Ah ! lorsque du repos je touche enfin le seuil,
Pourquoi me rappeler que j’emporte ton deuil ?
Es-tu là pour me suivre en un lointain royaume ?
Où t’ai-je vu ? Réponds. Où vas-tu, doux fantôme ?… »

Les génisses, les bœufs au front de fleurs paré,
Et les captifs tombaient sous le couteau sacré.
La terre boit le sang. Les membres qui ruissellent,
Sur les pins odorants du bûcher s’amoncellent.
Deux victimes encore… et ce sera ton tour,
Ô toi par qui la terre est veuve de l’amour !

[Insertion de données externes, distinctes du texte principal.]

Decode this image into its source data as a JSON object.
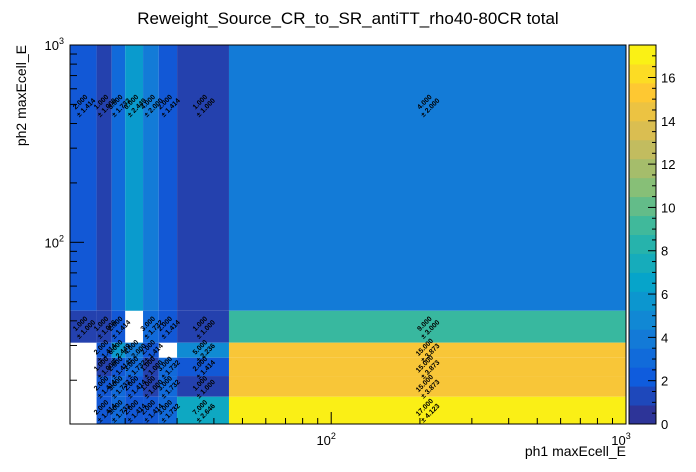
{
  "chart_data": {
    "type": "heatmap",
    "title": "Reweight_Source_CR_to_SR_antiTT_rho40-80CR total",
    "xlabel": "ph1 maxEcell_E",
    "ylabel": "ph2 maxEcell_E",
    "xscale": "log",
    "yscale": "log",
    "xlim": [
      13,
      1000
    ],
    "ylim": [
      12,
      1000
    ],
    "zlim": [
      0,
      17.5
    ],
    "x_major_ticks": [
      {
        "value": 100,
        "base": "10",
        "exp": "2"
      },
      {
        "value": 1000,
        "base": "10",
        "exp": "3"
      }
    ],
    "y_major_ticks": [
      {
        "value": 100,
        "base": "10",
        "exp": "2"
      },
      {
        "value": 1000,
        "base": "10",
        "exp": "3"
      }
    ],
    "colorbar_ticks": [
      "0",
      "2",
      "4",
      "6",
      "8",
      "10",
      "12",
      "14",
      "16"
    ],
    "colorbar_palette": [
      "#352a87",
      "#0f5cdd",
      "#1481d6",
      "#06a4ca",
      "#2eb7a4",
      "#87bf77",
      "#d1bb59",
      "#fec832",
      "#f9fb0e"
    ],
    "x_edges": [
      13,
      16,
      18,
      20,
      23,
      26,
      30,
      45,
      1000
    ],
    "y_edges": [
      12,
      16.5,
      21,
      26,
      31,
      45,
      1000
    ],
    "cells": [
      {
        "xi": 0,
        "yi": 5,
        "value": 2,
        "error": 1.414,
        "label": "2.000",
        "err_label": "± 1.414"
      },
      {
        "xi": 1,
        "yi": 5,
        "value": 1,
        "error": 1,
        "label": "1.000",
        "err_label": "± 1.000"
      },
      {
        "xi": 2,
        "yi": 5,
        "value": 3,
        "error": 1.732,
        "label": "3.000",
        "err_label": "± 1.732"
      },
      {
        "xi": 3,
        "yi": 5,
        "value": 6,
        "error": 2.449,
        "label": "6.000",
        "err_label": "± 2.449"
      },
      {
        "xi": 4,
        "yi": 5,
        "value": 4,
        "error": 2,
        "label": "4.000",
        "err_label": "± 2.000"
      },
      {
        "xi": 5,
        "yi": 5,
        "value": 2,
        "error": 1.414,
        "label": "2.000",
        "err_label": "± 1.414"
      },
      {
        "xi": 6,
        "yi": 5,
        "value": 1,
        "error": 1,
        "label": "1.000",
        "err_label": "± 1.000"
      },
      {
        "xi": 7,
        "yi": 5,
        "value": 4,
        "error": 2,
        "label": "4.000",
        "err_label": "± 2.000"
      },
      {
        "xi": 0,
        "yi": 4,
        "value": 1,
        "error": 1,
        "label": "1.000",
        "err_label": "± 1.000"
      },
      {
        "xi": 1,
        "yi": 4,
        "value": 1,
        "error": 1,
        "label": "1.000",
        "err_label": "± 1.000"
      },
      {
        "xi": 2,
        "yi": 4,
        "value": 2,
        "error": 1.414,
        "label": "2.000",
        "err_label": "± 1.414"
      },
      {
        "xi": 4,
        "yi": 4,
        "value": 3,
        "error": 1.732,
        "label": "3.000",
        "err_label": "± 1.732"
      },
      {
        "xi": 5,
        "yi": 4,
        "value": 2,
        "error": 1.414,
        "label": "2.000",
        "err_label": "± 1.414"
      },
      {
        "xi": 6,
        "yi": 4,
        "value": 1,
        "error": 1,
        "label": "1.000",
        "err_label": "± 1.000"
      },
      {
        "xi": 7,
        "yi": 4,
        "value": 9,
        "error": 3,
        "label": "9.000",
        "err_label": "± 3.000"
      },
      {
        "xi": 1,
        "yi": 3,
        "value": 2,
        "error": 1.414,
        "label": "2.000",
        "err_label": "± 1.414"
      },
      {
        "xi": 2,
        "yi": 3,
        "value": 6,
        "error": 2.449,
        "label": "6.000",
        "err_label": "± 2.449"
      },
      {
        "xi": 3,
        "yi": 3,
        "value": 4,
        "error": 2,
        "label": "4.000",
        "err_label": "± 2.000"
      },
      {
        "xi": 4,
        "yi": 3,
        "value": 2,
        "error": 1.414,
        "label": "2.000",
        "err_label": "± 1.414"
      },
      {
        "xi": 6,
        "yi": 3,
        "value": 5,
        "error": 2.236,
        "label": "5.000",
        "err_label": "± 2.236"
      },
      {
        "xi": 7,
        "yi": 3,
        "value": 15,
        "error": 3.873,
        "label": "15.000",
        "err_label": "± 3.873"
      },
      {
        "xi": 1,
        "yi": 2,
        "value": 1,
        "error": 1,
        "label": "1.000",
        "err_label": "± 1.000"
      },
      {
        "xi": 2,
        "yi": 2,
        "value": 2,
        "error": 1.414,
        "label": "2.000",
        "err_label": "± 1.414"
      },
      {
        "xi": 3,
        "yi": 2,
        "value": 3,
        "error": 1.732,
        "label": "3.000",
        "err_label": "± 1.732"
      },
      {
        "xi": 4,
        "yi": 2,
        "value": 1,
        "error": 1,
        "label": "1.000",
        "err_label": "± 1.000"
      },
      {
        "xi": 5,
        "yi": 2,
        "value": 3,
        "error": 1.732,
        "label": "3.000",
        "err_label": "± 1.732"
      },
      {
        "xi": 6,
        "yi": 2,
        "value": 2,
        "error": 1.414,
        "label": "2.000",
        "err_label": "± 1.414"
      },
      {
        "xi": 7,
        "yi": 2,
        "value": 15,
        "error": 3.873,
        "label": "15.000",
        "err_label": "± 3.873"
      },
      {
        "xi": 1,
        "yi": 1,
        "value": 2,
        "error": 1.414,
        "label": "2.000",
        "err_label": "± 1.414"
      },
      {
        "xi": 2,
        "yi": 1,
        "value": 3,
        "error": 1.732,
        "label": "3.000",
        "err_label": "± 1.732"
      },
      {
        "xi": 3,
        "yi": 1,
        "value": 2,
        "error": 1.414,
        "label": "2.000",
        "err_label": "± 1.414"
      },
      {
        "xi": 4,
        "yi": 1,
        "value": 1,
        "error": 1,
        "label": "1.000",
        "err_label": "± 1.000"
      },
      {
        "xi": 5,
        "yi": 1,
        "value": 3,
        "error": 1.732,
        "label": "3.000",
        "err_label": "± 1.732"
      },
      {
        "xi": 6,
        "yi": 1,
        "value": 1,
        "error": 1,
        "label": "1.000",
        "err_label": "± 1.000"
      },
      {
        "xi": 7,
        "yi": 1,
        "value": 15,
        "error": 3.873,
        "label": "15.000",
        "err_label": "± 3.873"
      },
      {
        "xi": 1,
        "yi": 0,
        "value": 2,
        "error": 1.414,
        "label": "2.000",
        "err_label": "± 1.414"
      },
      {
        "xi": 2,
        "yi": 0,
        "value": 3,
        "error": 1.732,
        "label": "3.000",
        "err_label": "± 1.732"
      },
      {
        "xi": 3,
        "yi": 0,
        "value": 2,
        "error": 1.414,
        "label": "2.000",
        "err_label": "± 1.414"
      },
      {
        "xi": 4,
        "yi": 0,
        "value": 2,
        "error": 1.414,
        "label": "2.000",
        "err_label": "± 1.414"
      },
      {
        "xi": 5,
        "yi": 0,
        "value": 3,
        "error": 1.732,
        "label": "3.000",
        "err_label": "± 1.732"
      },
      {
        "xi": 6,
        "yi": 0,
        "value": 7,
        "error": 2.646,
        "label": "7.000",
        "err_label": "± 2.646"
      },
      {
        "xi": 7,
        "yi": 0,
        "value": 17,
        "error": 4.123,
        "label": "17.000",
        "err_label": "± 4.123"
      }
    ]
  }
}
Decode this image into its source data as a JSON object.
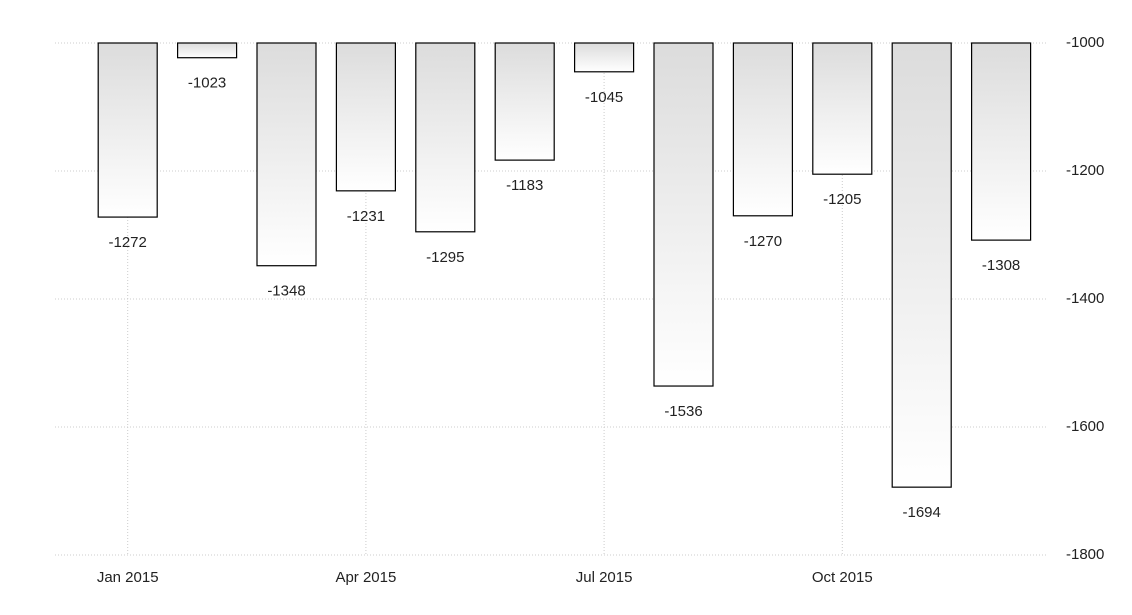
{
  "chart_data": {
    "type": "bar",
    "categories": [
      "Jan 2015",
      null,
      null,
      "Apr 2015",
      null,
      null,
      "Jul 2015",
      null,
      null,
      "Oct 2015",
      null,
      null
    ],
    "values": [
      -1272,
      -1023,
      -1348,
      -1231,
      -1295,
      -1183,
      -1045,
      -1536,
      -1270,
      -1205,
      -1694,
      -1308
    ],
    "color": "#e0e0e0",
    "ylim": [
      -1800,
      -1000
    ],
    "yticks": [
      -1800,
      -1600,
      -1400,
      -1200,
      -1000
    ],
    "grid": true
  }
}
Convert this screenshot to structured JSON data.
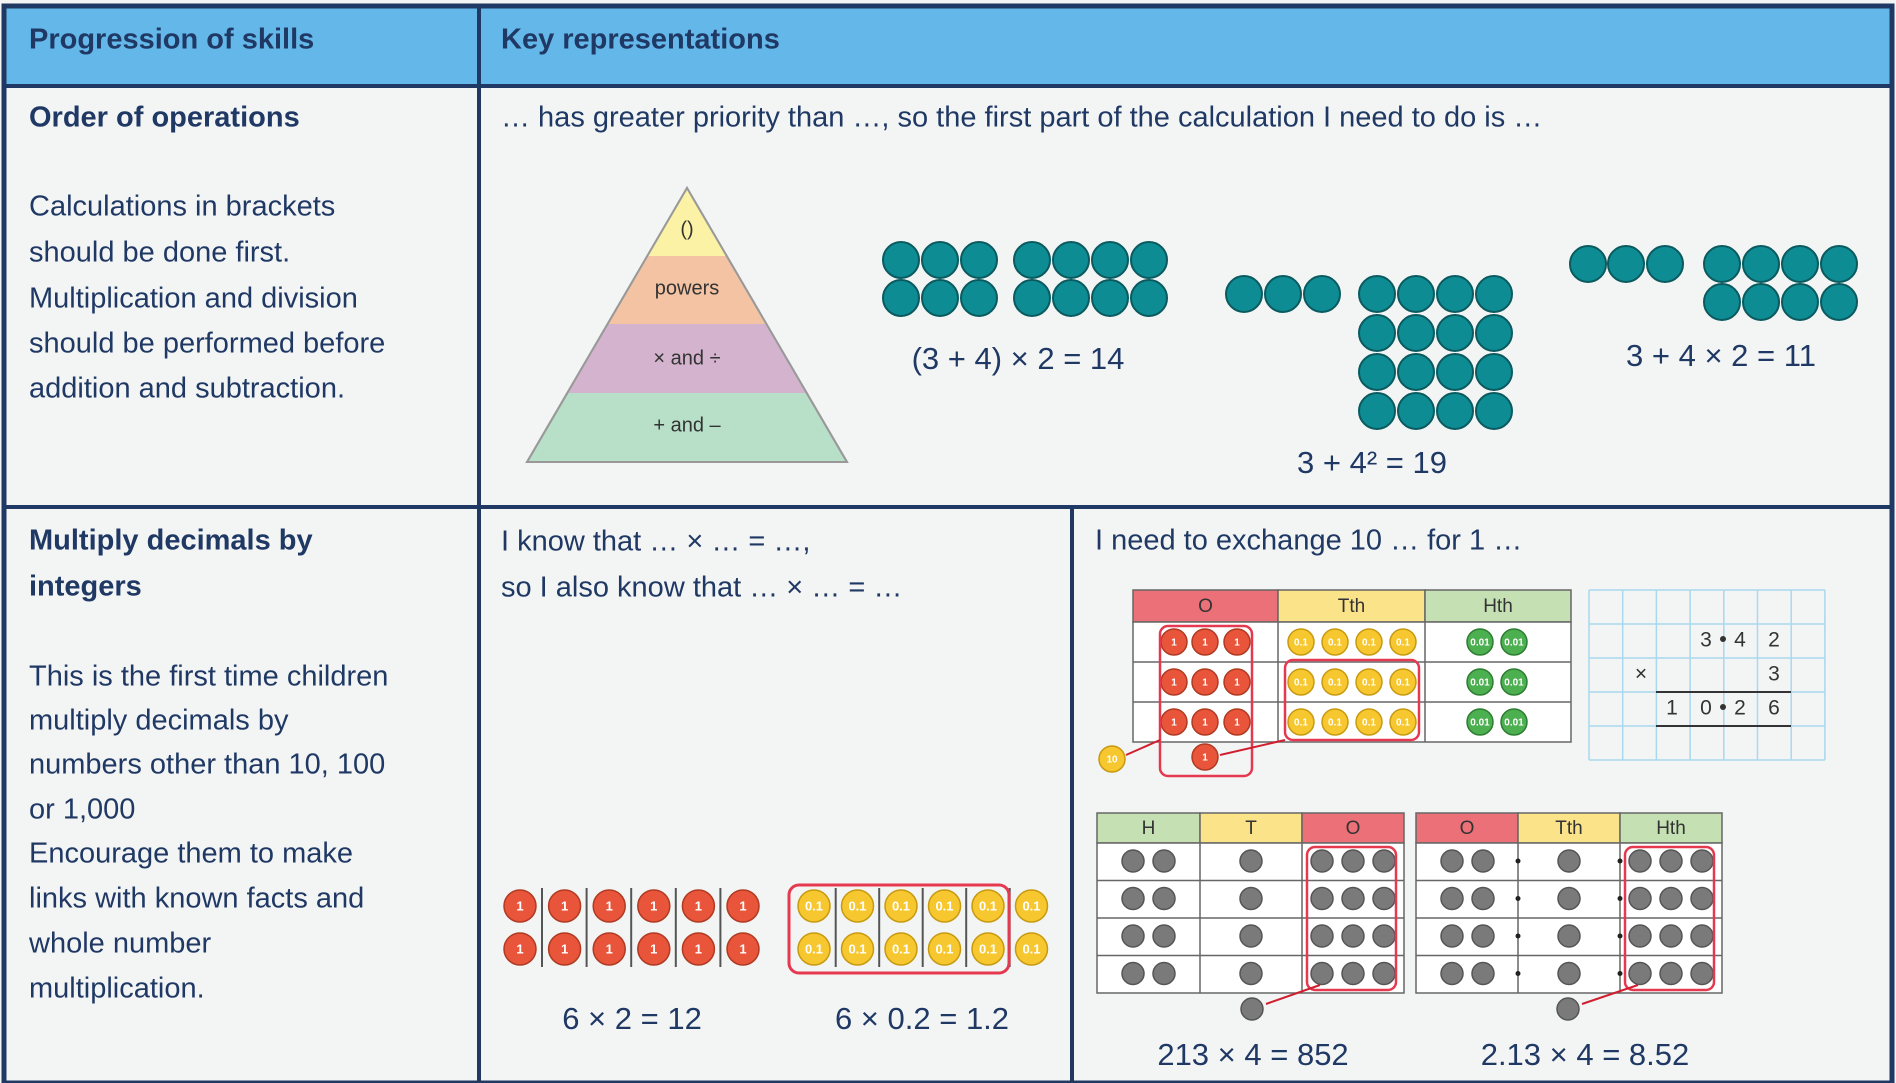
{
  "header": [
    "Progression of skills",
    "Key representations"
  ],
  "rows": [
    {
      "skill": [
        "Order of operations"
      ],
      "description": [
        "Calculations in brackets",
        "should be done first.",
        "Multiplication and division",
        "should be performed before",
        "addition and subtraction."
      ],
      "stem": "… has greater priority than …, so the first part of the calculation I need to do is …",
      "pyramid": [
        "()",
        "powers",
        "× and ÷",
        "+ and –"
      ],
      "equations": [
        "(3 + 4) × 2 = 14",
        "3 + 4² = 19",
        "3 + 4 × 2 = 11"
      ]
    },
    {
      "skill": [
        "Multiply decimals by",
        "integers"
      ],
      "description": [
        "This is the first time children",
        "multiply decimals by",
        "numbers other than 10, 100",
        "or 1,000",
        "Encourage them to make",
        "links with known facts and",
        "whole number",
        "multiplication."
      ],
      "stems": [
        "I know that … ×  … =  …,",
        "so I also know that … ×  …  = …",
        "I need to exchange 10 … for 1 …"
      ],
      "counters": [
        "1",
        "0.1",
        "0.01",
        "10"
      ],
      "place_value_headers": [
        "H",
        "T",
        "O",
        "Tth",
        "Hth"
      ],
      "column_method": [
        "3",
        "4",
        "2",
        "×",
        "3",
        "1",
        "0",
        "2",
        "6"
      ],
      "equations": [
        "6 × 2 = 12",
        "6 × 0.2 = 1.2",
        "213 × 4 = 852",
        "2.13 × 4 = 8.52"
      ]
    }
  ]
}
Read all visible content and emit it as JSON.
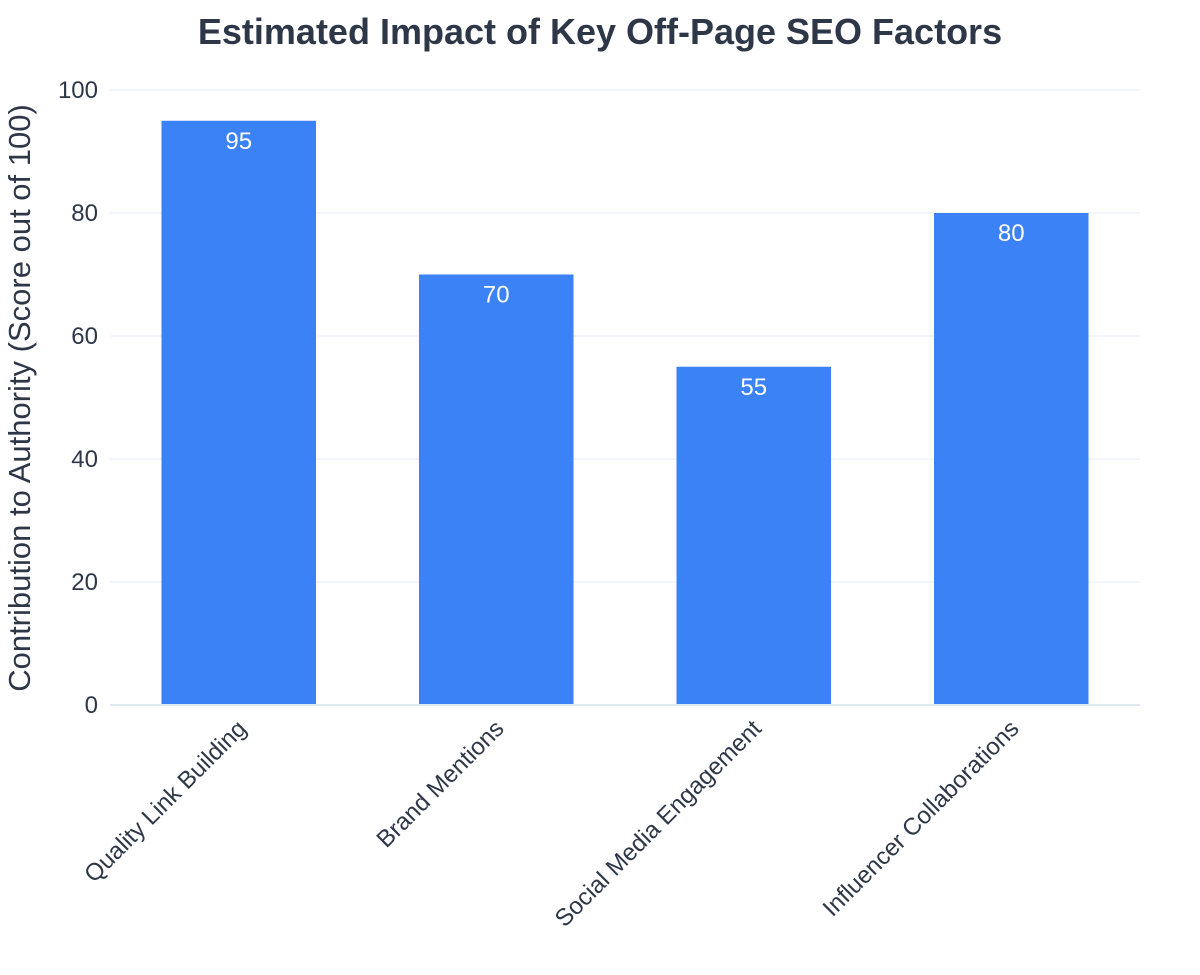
{
  "chart_data": {
    "type": "bar",
    "title": "Estimated Impact of Key Off-Page SEO Factors",
    "xlabel": "",
    "ylabel": "Contribution to Authority (Score out of 100)",
    "categories": [
      "Quality Link Building",
      "Brand Mentions",
      "Social Media Engagement",
      "Influencer Collaborations"
    ],
    "values": [
      95,
      70,
      55,
      80
    ],
    "data_labels": [
      "95",
      "70",
      "55",
      "80"
    ],
    "ylim": [
      0,
      100
    ],
    "yticks": [
      0,
      20,
      40,
      60,
      80,
      100
    ],
    "ytick_labels": [
      "0",
      "20",
      "40",
      "60",
      "80",
      "100"
    ],
    "grid": true,
    "legend": "none"
  },
  "colors": {
    "bar": "#3b82f6",
    "text": "#2d3748",
    "grid": "#eef2f7",
    "axis_line": "#e2e8f0",
    "background": "#ffffff"
  }
}
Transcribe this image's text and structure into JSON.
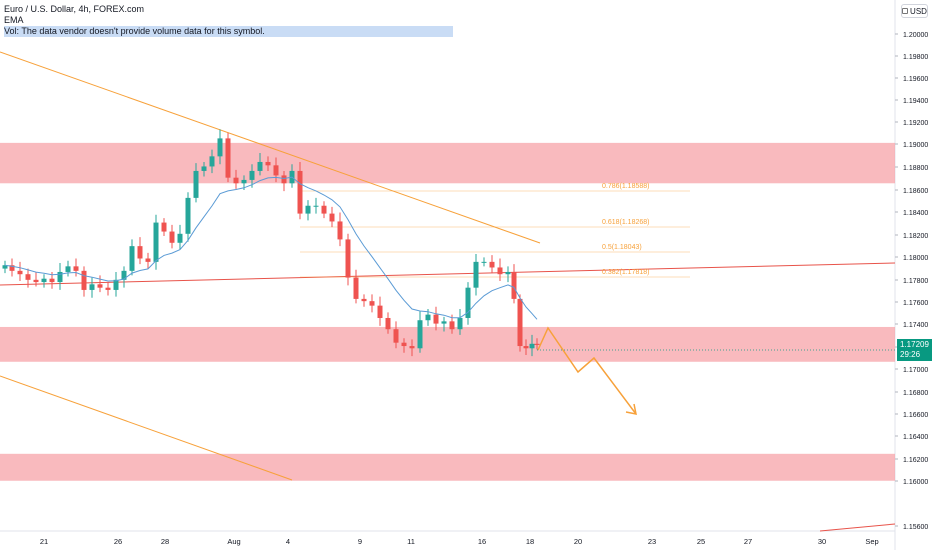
{
  "legend": {
    "symbol_line": "Euro / U.S. Dollar, 4h, FOREX.com",
    "ema_label": "EMA",
    "vol_line": "Vol: The data vendor doesn't provide volume data for this symbol."
  },
  "currency_badge": "USD",
  "price_badge": {
    "price": "1.17209",
    "countdown": "29:26"
  },
  "colors": {
    "up": "#26a69a",
    "down": "#ef5350",
    "zone": "#f7a3a8",
    "trend_orange": "#f7a13a",
    "ema": "#5b9bd5",
    "fib": "#f7a13a",
    "red_line": "#e8534a",
    "badge": "#089981"
  },
  "chart_data": {
    "type": "candlestick",
    "yaxis_ticks": [
      "1.20000",
      "1.19800",
      "1.19600",
      "1.19400",
      "1.19200",
      "1.19000",
      "1.18800",
      "1.18600",
      "1.18400",
      "1.18200",
      "1.18000",
      "1.17800",
      "1.17600",
      "1.17400",
      "1.17200",
      "1.17000",
      "1.16800",
      "1.16600",
      "1.16400",
      "1.16200",
      "1.16000",
      "1.15600"
    ],
    "xaxis_ticks": [
      "21",
      "26",
      "28",
      "Aug",
      "4",
      "9",
      "11",
      "16",
      "18",
      "20",
      "23",
      "25",
      "27",
      "30",
      "Sep"
    ],
    "zones": [
      {
        "from": 1.1865,
        "to": 1.1901
      },
      {
        "from": 1.1706,
        "to": 1.1737
      },
      {
        "from": 1.16,
        "to": 1.1624
      }
    ],
    "fibonacci": [
      {
        "label": "0.786(1.18588)"
      },
      {
        "label": "0.618(1.18268)"
      },
      {
        "label": "0.5(1.18043)"
      },
      {
        "label": "0.382(1.17818)"
      }
    ]
  }
}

Mais la forêt frémit. D’un arc caché dans l’ombre,
Un trait vole, suivi par des flèches sans nombre.
Le sacrificateur tombe, le cœur percé,
Dans les flots "du sang noir que sa main a versé.
Mille ennemis, couverts par l’épaisseur des chênes,
Descendent, tout à coup, des collines prochaines.
Un nuage de dards pleut sur le camp surpris.
Les chasseurs étrangers, avec d’horribles cris,
Précipitant leur nombre, égorgent la peuplade,
Comme un troupeau de daims poussés dans l’embuscade
Les guerriers à genoux, sur le tertre divin,
La rage dans le cœur, se relèvent en vain.
Tous ceux de la tribu, près de son dieu frappée,
Sont emmenés captifs, ou meurent par l’épée,
Et parmi le butin, les armes et les chars,
Les troupeaux des vaincus dans la forêt épars,
Psyché sous ses liens tombe, sans épouvante,
Chez des peuples nouveaux, esclave mais vivante.